In Ps 39,5 begegnet der Begriff קִצִּי qiṣṣî „mein Ende“ als Bezeichnung des individuellen Todes: „Lass mich erkennen, JHWH, mein Ende, und das Maß meiner Tage, was es damit auf sich habe; ich will erkennen, wie endlich ich bin.“ Die Lebenszeit des Menschen ist begrenzt, so dass deren „Ende“ dem → Tod entspricht.

Die alttestamentliche Gerichtsprophetie überträgt die Rede vom „Ende“ auf das Volk Israel in Gestalt einer Gerichtsankündigung. So zuerst beim Propheten → Amos in Am 8,2:

„Und (JHWH) sprach: Was siehst du, Amos? Und ich sprach: Einen Korb mit Sommer(obst) (qajiṣ). Da sprach JHWH zu mir: Gekommen ist das Ende (qeṣ) zu meinem Volk Israel. Ich will nicht fortfahren, schonend an ihm vorüberzugehen.“

In dieser vierten → Vision schildert Amos sozusagen das ultimative Gericht, das durch ein Wortspiel zwischen „Sommer(obst)“ und „Ende“ sicht- und hörbar wird. Der Begriff „Ende“ steht für das Aufhören des Gottesvolkes, hier des Nordreiches. Damit ist der Gedanke des Gerichtes Gottes in radikaler Weise auf den Begriff gebracht.

Die Formulierung „gekommen ist das Ende“ wird in Ez 7,2f. und Ez 7,6 aufgegriffen (Zimmerli, 169ff). Der Text Ez 7,1ff. stellt so etwas wie eine Predigt zu Am 8,1-2 dar, die das Amoswort zugleich auf die Situation des Ezechielbuches appliziert. Adressat des Gerichtsworts ist der „Boden Israels“ (’admat jiśrā’el), womit nicht allein dem Volk, sondern auch dem Land ein Ende angesagt wird (vielleicht erklärbar aus der Situation der ersten Gola nach 597 v. Ch.).

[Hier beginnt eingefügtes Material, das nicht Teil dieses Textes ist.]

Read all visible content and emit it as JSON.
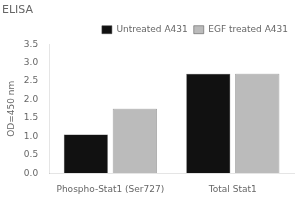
{
  "chart_data": {
    "type": "bar",
    "title": "ELISA",
    "categories": [
      "Phospho-Stat1 (Ser727)",
      "Total Stat1"
    ],
    "series": [
      {
        "name": "Untreated A431",
        "color": "#111111",
        "values": [
          1.05,
          2.7
        ]
      },
      {
        "name": "EGF treated A431",
        "color": "#bbbbbb",
        "values": [
          1.75,
          2.7
        ]
      }
    ],
    "y_label": "OD=450 nm",
    "ylim": [
      0,
      3.5
    ],
    "yticks": [
      {
        "value": 0.0,
        "label": "0.0"
      },
      0.5,
      {
        "value": 1.0,
        "label": "1.0"
      },
      1.5,
      {
        "value": 2.0,
        "label": "2.0"
      },
      2.5,
      {
        "value": 3.0,
        "label": "3.0"
      },
      3.5
    ],
    "legend": "upper right",
    "grid": false
  }
}
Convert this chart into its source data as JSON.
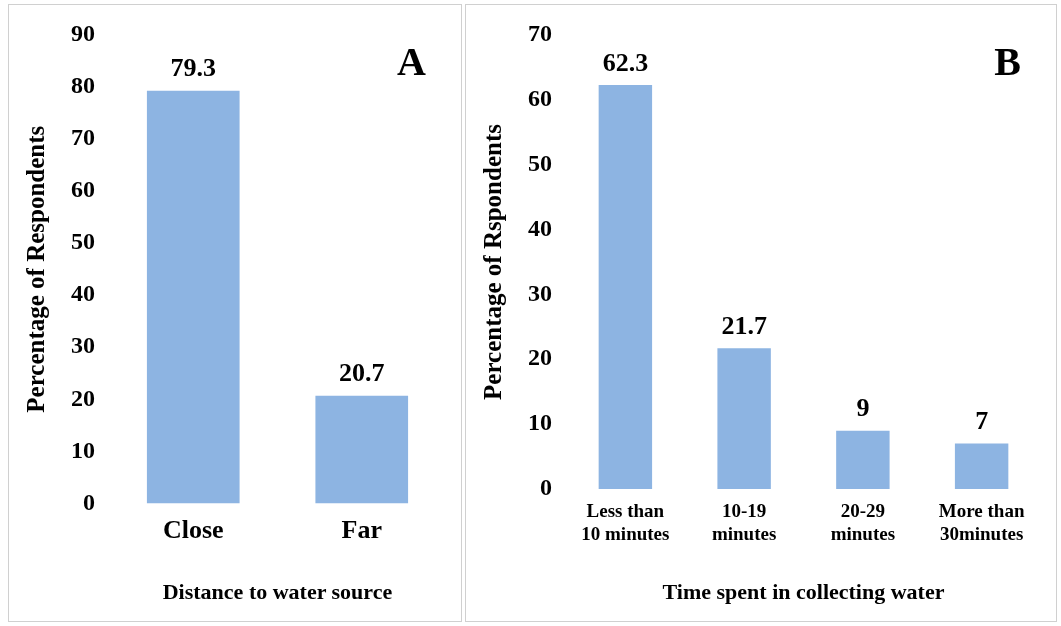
{
  "chart_data": [
    {
      "type": "bar",
      "xlabel": "Distance to water source",
      "ylabel": "Percentage of Respondents",
      "categories": [
        "Close",
        "Far"
      ],
      "values": [
        79.3,
        20.7
      ],
      "color": "#8db4e2",
      "ylim": [
        0,
        90
      ],
      "yticks": [
        0,
        10,
        20,
        30,
        40,
        50,
        60,
        70,
        80,
        90
      ],
      "grid": false,
      "legend": false,
      "data_labels": true,
      "annotations": [
        "A"
      ]
    },
    {
      "type": "bar",
      "xlabel": "Time spent in collecting water",
      "ylabel": "Percentage of Rspondents",
      "categories": [
        "Less than 10 minutes",
        "10-19 minutes",
        "20-29 minutes",
        "More than 30minutes"
      ],
      "values": [
        62.3,
        21.7,
        9,
        7
      ],
      "color": "#8db4e2",
      "ylim": [
        0,
        70
      ],
      "yticks": [
        0,
        10,
        20,
        30,
        40,
        50,
        60,
        70
      ],
      "grid": false,
      "legend": false,
      "data_labels": true,
      "annotations": [
        "B"
      ]
    }
  ]
}
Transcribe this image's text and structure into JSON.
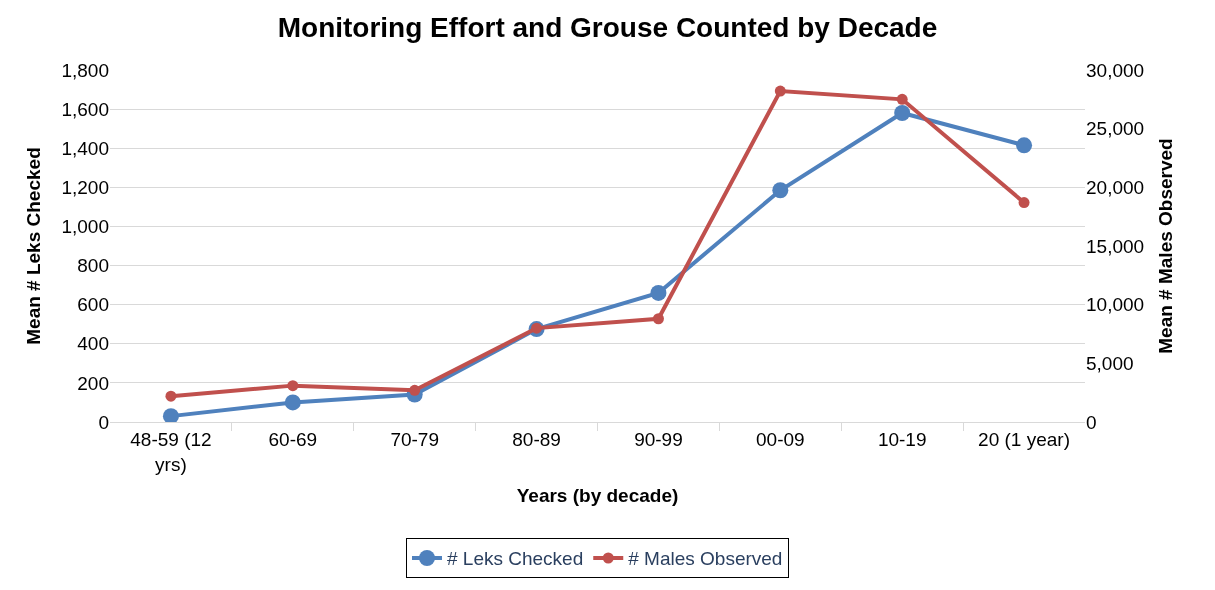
{
  "chart_data": {
    "type": "line",
    "title": "Monitoring Effort and Grouse Counted by Decade",
    "xlabel": "Years (by decade)",
    "ylabel": "Mean # Leks Checked",
    "y2label": "Mean # Males Observed",
    "categories": [
      "48-59 (12 yrs)",
      "60-69",
      "70-79",
      "80-89",
      "90-99",
      "00-09",
      "10-19",
      "20 (1 year)"
    ],
    "series": [
      {
        "name": "# Leks Checked",
        "color": "#4f81bd",
        "values": [
          30,
          100,
          140,
          475,
          660,
          1185,
          1580,
          1415
        ]
      },
      {
        "name": "# Males Observed",
        "color": "#c0504d",
        "axis": "y2",
        "values": [
          2200,
          3100,
          2700,
          8000,
          8800,
          28200,
          27500,
          18700
        ]
      }
    ],
    "ylim": [
      0,
      1800
    ],
    "yticks": [
      0,
      {
        "value": 200,
        "label": "200"
      },
      {
        "value": 400,
        "label": "400"
      },
      {
        "value": 600,
        "label": "600"
      },
      {
        "value": 800,
        "label": "800"
      },
      {
        "value": 1000,
        "label": "1,000"
      },
      {
        "value": 1200,
        "label": "1,200"
      },
      {
        "value": 1400,
        "label": "1,400"
      },
      {
        "value": 1600,
        "label": "1,600"
      },
      {
        "value": 1800,
        "label": "1,800"
      }
    ],
    "y2lim": [
      0,
      30000
    ],
    "y2ticks": [
      0,
      {
        "value": 5000,
        "label": "5,000"
      },
      {
        "value": 10000,
        "label": "10,000"
      },
      {
        "value": 15000,
        "label": "15,000"
      },
      {
        "value": 20000,
        "label": "20,000"
      },
      {
        "value": 25000,
        "label": "25,000"
      },
      {
        "value": 30000,
        "label": "30,000"
      }
    ],
    "grid": "y",
    "legend": "bottom",
    "marker": "circle",
    "line_style": "solid"
  }
}
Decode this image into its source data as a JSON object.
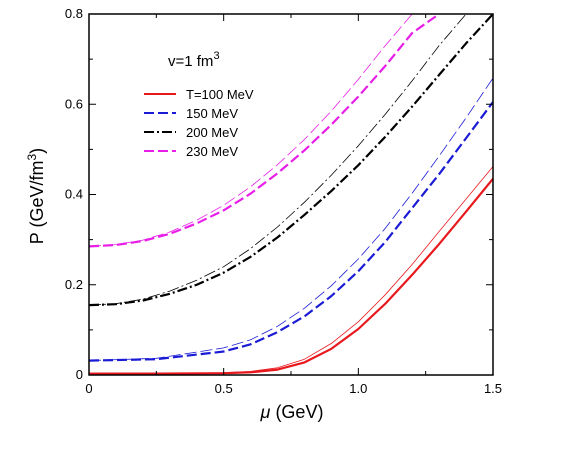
{
  "chart_data": {
    "type": "line",
    "xlabel_symbol": "μ",
    "xlabel_unit": "(GeV)",
    "ylabel": "P (GeV/fm",
    "ylabel_sup": "3",
    "ylabel_close": ")",
    "annotation": "v=1 fm",
    "annotation_sup": "3",
    "xlim": [
      0,
      1.5
    ],
    "ylim": [
      0,
      0.8
    ],
    "xticks": [
      0,
      0.5,
      1.0,
      1.5
    ],
    "xtick_labels": [
      "0",
      "0.5",
      "1.0",
      "1.5"
    ],
    "yticks": [
      0,
      0.2,
      0.4,
      0.6,
      0.8
    ],
    "ytick_labels": [
      "0",
      "0.2",
      "0.4",
      "0.6",
      "0.8"
    ],
    "legend_position": "upper-left",
    "series": [
      {
        "name": "T=100 MeV",
        "color": "#e8191e",
        "dash": "solid",
        "width": "thick",
        "x": [
          0,
          0.25,
          0.5,
          0.6,
          0.7,
          0.8,
          0.9,
          1.0,
          1.1,
          1.2,
          1.3,
          1.4,
          1.5
        ],
        "y": [
          0.003,
          0.003,
          0.004,
          0.006,
          0.012,
          0.028,
          0.058,
          0.102,
          0.158,
          0.222,
          0.29,
          0.362,
          0.435
        ]
      },
      {
        "name": "",
        "color": "#e8191e",
        "dash": "solid",
        "width": "thin",
        "x": [
          0,
          0.25,
          0.5,
          0.6,
          0.7,
          0.8,
          0.9,
          1.0,
          1.1,
          1.2,
          1.3,
          1.4,
          1.5
        ],
        "y": [
          0.003,
          0.003,
          0.005,
          0.008,
          0.016,
          0.035,
          0.07,
          0.118,
          0.178,
          0.245,
          0.318,
          0.39,
          0.462
        ]
      },
      {
        "name": "150 MeV",
        "color": "#1b1bd6",
        "dash": "dash",
        "width": "thick",
        "x": [
          0,
          0.25,
          0.5,
          0.6,
          0.7,
          0.8,
          0.9,
          1.0,
          1.1,
          1.2,
          1.3,
          1.4,
          1.5
        ],
        "y": [
          0.032,
          0.035,
          0.052,
          0.068,
          0.095,
          0.13,
          0.175,
          0.23,
          0.295,
          0.37,
          0.445,
          0.525,
          0.605
        ]
      },
      {
        "name": "",
        "color": "#1b1bd6",
        "dash": "dash",
        "width": "thin",
        "x": [
          0,
          0.25,
          0.5,
          0.6,
          0.7,
          0.8,
          0.9,
          1.0,
          1.1,
          1.2,
          1.3,
          1.4,
          1.5
        ],
        "y": [
          0.032,
          0.037,
          0.06,
          0.078,
          0.108,
          0.148,
          0.198,
          0.257,
          0.325,
          0.403,
          0.485,
          0.57,
          0.658
        ]
      },
      {
        "name": "200 MeV",
        "color": "#000000",
        "dash": "dashdot",
        "width": "thick",
        "x": [
          0,
          0.1,
          0.2,
          0.3,
          0.4,
          0.5,
          0.6,
          0.7,
          0.8,
          0.9,
          1.0,
          1.1,
          1.2,
          1.3,
          1.4,
          1.5
        ],
        "y": [
          0.155,
          0.157,
          0.165,
          0.18,
          0.2,
          0.227,
          0.262,
          0.305,
          0.355,
          0.408,
          0.465,
          0.528,
          0.595,
          0.665,
          0.735,
          0.8
        ]
      },
      {
        "name": "",
        "color": "#000000",
        "dash": "dashdot",
        "width": "thin",
        "x": [
          0,
          0.1,
          0.2,
          0.3,
          0.4,
          0.5,
          0.6,
          0.7,
          0.8,
          0.9,
          1.0,
          1.1,
          1.2,
          1.3,
          1.4,
          1.5
        ],
        "y": [
          0.155,
          0.158,
          0.168,
          0.186,
          0.21,
          0.24,
          0.28,
          0.328,
          0.383,
          0.443,
          0.508,
          0.578,
          0.652,
          0.73,
          0.8,
          0.8
        ]
      },
      {
        "name": "230 MeV",
        "color": "#e81ee8",
        "dash": "dash",
        "width": "thick",
        "x": [
          0,
          0.1,
          0.2,
          0.3,
          0.4,
          0.5,
          0.6,
          0.7,
          0.8,
          0.9,
          1.0,
          1.1,
          1.2,
          1.3
        ],
        "y": [
          0.285,
          0.288,
          0.297,
          0.313,
          0.336,
          0.365,
          0.402,
          0.447,
          0.498,
          0.555,
          0.617,
          0.685,
          0.758,
          0.8
        ]
      },
      {
        "name": "",
        "color": "#e81ee8",
        "dash": "dash",
        "width": "thin",
        "x": [
          0,
          0.1,
          0.2,
          0.3,
          0.4,
          0.5,
          0.6,
          0.7,
          0.8,
          0.9,
          1.0,
          1.1,
          1.2,
          1.3
        ],
        "y": [
          0.285,
          0.289,
          0.299,
          0.317,
          0.343,
          0.376,
          0.417,
          0.466,
          0.522,
          0.585,
          0.655,
          0.73,
          0.8,
          0.8
        ]
      }
    ]
  }
}
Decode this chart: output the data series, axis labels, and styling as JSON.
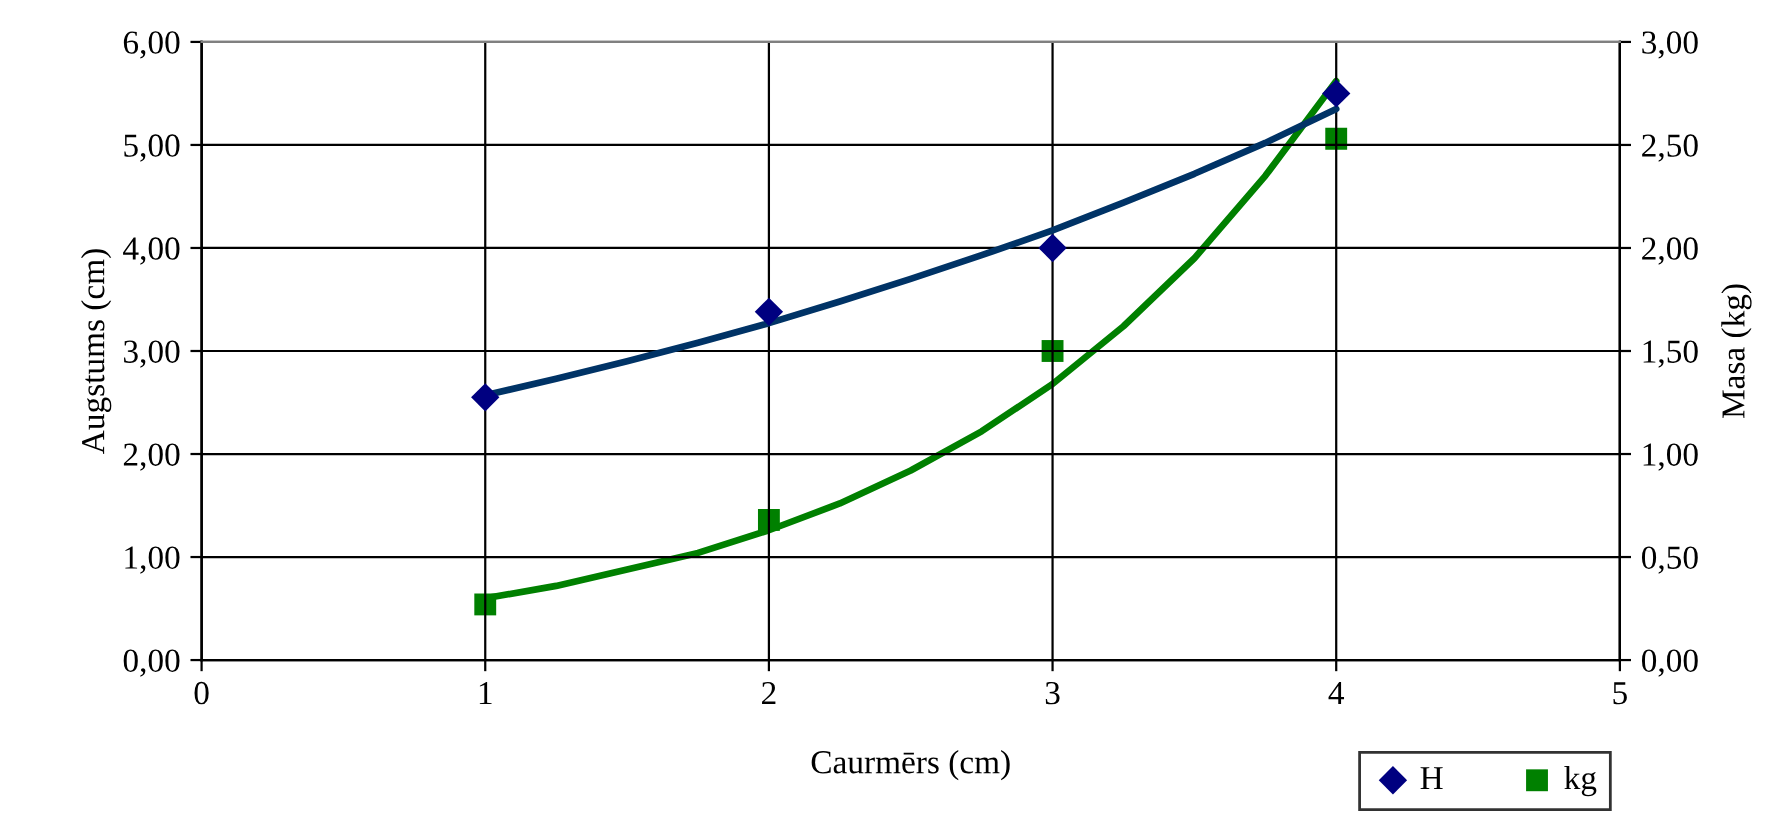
{
  "chart_data": {
    "type": "scatter",
    "xlabel": "Caurmērs (cm)",
    "ylabel": "Augstums (cm)",
    "y2label": "Masa (kg)",
    "xlim": [
      0,
      5
    ],
    "xticks": [
      0,
      1,
      2,
      3,
      4,
      5
    ],
    "ylim": [
      0,
      6
    ],
    "yticks": [
      {
        "value": 0,
        "label": "0,00"
      },
      {
        "value": 1,
        "label": "1,00"
      },
      {
        "value": 2,
        "label": "2,00"
      },
      {
        "value": 3,
        "label": "3,00"
      },
      {
        "value": 4,
        "label": "4,00"
      },
      {
        "value": 5,
        "label": "5,00"
      },
      {
        "value": 6,
        "label": "6,00"
      }
    ],
    "y2lim": [
      0,
      3
    ],
    "y2ticks": [
      {
        "value": 0,
        "label": "0,00"
      },
      {
        "value": 0.5,
        "label": "0,50"
      },
      {
        "value": 1,
        "label": "1,00"
      },
      {
        "value": 1.5,
        "label": "1,50"
      },
      {
        "value": 2,
        "label": "2,00"
      },
      {
        "value": 2.5,
        "label": "2,50"
      },
      {
        "value": 3,
        "label": "3,00"
      }
    ],
    "grid": true,
    "legend": "bottom right",
    "series": [
      {
        "type": "line",
        "color": "#003366",
        "marker": "none",
        "line_style": "solid",
        "x": [
          1,
          1.25,
          1.5,
          1.75,
          2,
          2.25,
          2.5,
          2.75,
          3,
          3.25,
          3.5,
          3.75,
          4
        ],
        "values": [
          2.57,
          2.73,
          2.9,
          3.08,
          3.27,
          3.48,
          3.7,
          3.93,
          4.17,
          4.44,
          4.72,
          5.02,
          5.35
        ]
      },
      {
        "type": "line",
        "color": "#008000",
        "marker": "none",
        "line_style": "solid",
        "axis": "y2",
        "x": [
          1,
          1.25,
          1.5,
          1.75,
          2,
          2.25,
          2.5,
          2.75,
          3,
          3.25,
          3.5,
          3.75,
          4
        ],
        "values": [
          0.3,
          0.36,
          0.44,
          0.52,
          0.63,
          0.76,
          0.92,
          1.11,
          1.34,
          1.62,
          1.95,
          2.35,
          2.81
        ]
      },
      {
        "name": "H",
        "marker": "diamond",
        "color": "#000080",
        "x": [
          1,
          2,
          3,
          4
        ],
        "values": [
          2.55,
          3.38,
          4.0,
          5.5
        ]
      },
      {
        "name": "kg",
        "marker": "square",
        "color": "#008000",
        "axis": "y2",
        "x": [
          1,
          2,
          3,
          4
        ],
        "values": [
          0.27,
          0.68,
          1.5,
          2.53
        ]
      }
    ]
  }
}
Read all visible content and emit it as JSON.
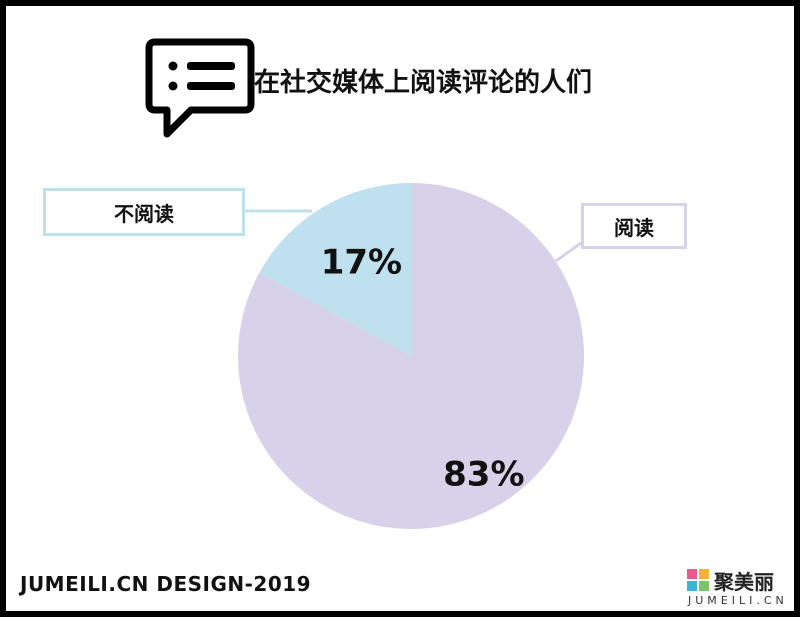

Die Dimension des angekündigten „Endes“ wird ausgeweitet. Während das Wort קֵץ qeṣ bei Amos nur einmal als Pointe der Visionen auftaucht, wird es in Ez 7,1-6 gleich fünfmal genannt und eingeschärft. Bei Ezechiel findet sich darüber hinaus die eigentümliche Androhung einer „endgültigen Strafe“ (Ez 21,30; Ez 21,24: ‘awôn qeṣ, wörtl.: „Sündenstrafe des Endes“).

Vermittelt über die Prophetie Ezechiels gelangt die Rede vom Kommen des Endes schließlich in die → Priesterschrift (Smend). In der Ankündigung der → Sintflut heißt es in Gen 6,13: „Und Gott sprach zu Noah: Das Ende allen Fleisches ist vor mich gekommen (qeṣ kål bāśār bā’ lǝfānaj) …“. Hier nimmt das Ende bereits kosmische Dimensionen an. In allen alttestamentlichen Texten, in denen das Ende als Gericht aufscheint, ist Gott der Urheber. Der Gott Israels beherrscht also die Zeit und beendet die Zeitspanne der Existenz von Geschöpfen und geschöpflichen Prozessen nach Maßgabe seiner Liebe, aber auch seiner Gerechtigkeit.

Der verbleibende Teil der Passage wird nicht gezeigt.